Shedding light on the moon’s dark side

Tonight – October 2, 2015 – if you live at mid-northern latitudes, you’ll see the moon rising in the east-northeast sky at mid-to-late evening. From the Southern Hemisphere, you’ll see the moon rising in the east-northeast, also, but at a later hour. It is now a waning gibbous moon, which means the moon’s disk is more than 50% illuminated by sunshine but less than 50% engulfed in the moon’s own shadow.

Once it rises, the moon will be out for rest of the night. In fact, if you look in your western sky after sunrise tomorrow, you’ll actually see the waning gibbous moon in the daylight sky.

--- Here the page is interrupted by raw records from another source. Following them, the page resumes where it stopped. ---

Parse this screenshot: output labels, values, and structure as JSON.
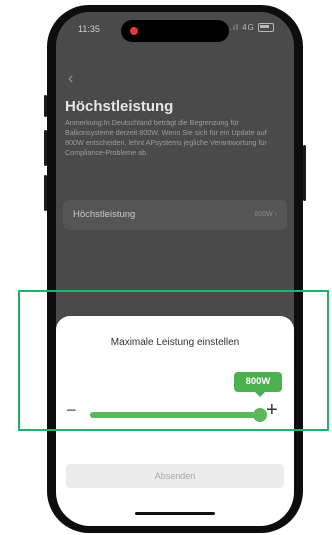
{
  "status_bar": {
    "time": "11:35",
    "network": "4G",
    "signal_icon": "signal-bars-icon",
    "battery_icon": "battery-icon"
  },
  "page": {
    "back_icon": "chevron-left-icon",
    "title": "Höchstleistung",
    "note": "Anmerkung:In Deutschland beträgt die Begrenzung für Balkonsysteme derzeit 800W. Wenn Sie sich für ein Update auf 800W entscheiden, lehnt APsystems jegliche Verantwortung für Compliance-Probleme ab.",
    "setting_row": {
      "label": "Höchstleistung",
      "value": "800W",
      "chevron": "›"
    }
  },
  "sheet": {
    "title": "Maximale Leistung einstellen",
    "badge_value": "800W",
    "minus_symbol": "−",
    "plus_symbol": "+",
    "slider_level_percent": 100,
    "submit_label": "Absenden"
  },
  "colors": {
    "accent_green": "#5cb85c",
    "highlight_box": "#1fb26b",
    "recording_dot": "#e53935"
  }
}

Half the moon is always illuminated in space. In other words, the moon has a day side and a night side, just as Earth does. Due to the angle between the sun, Earth and moon, we’re seeing more of its day side than night side tonight. Because the moon is now waning toward new moon – and a partial solar eclipse – on October 23, we’re bound to see more of its dark side each morning for the next one and one-half weeks.

The part of the moon that isn’t in sunlight is often called the moon’s dark side. Just realize that – because of the moon’s motion around Earth – the portion of the dark side that we see from Earth constantly changes.

There is a permanent far side of the moon. But there is no permanent dark side of the moon, because any given lunar location experiences night for about two weeks, followed by about two weeks of daylight.

The moon does rotate on its axis. But billions of years of Earth’s strong gravitational pull have slowed it down such that today the moon takes as long to rotate as it does to orbit once around Earth. Astronomers would say that the moon is tidally locked with Earth. For that reason, one side of the moon always faces Earth, but it is not always dark – as you can see just by looking at the sky tonight.

Incidentally, the moon’s gravitational effects on Earth are much smaller, but – given billions of years of time – the Earth will slow down and keep one face always toward the moon.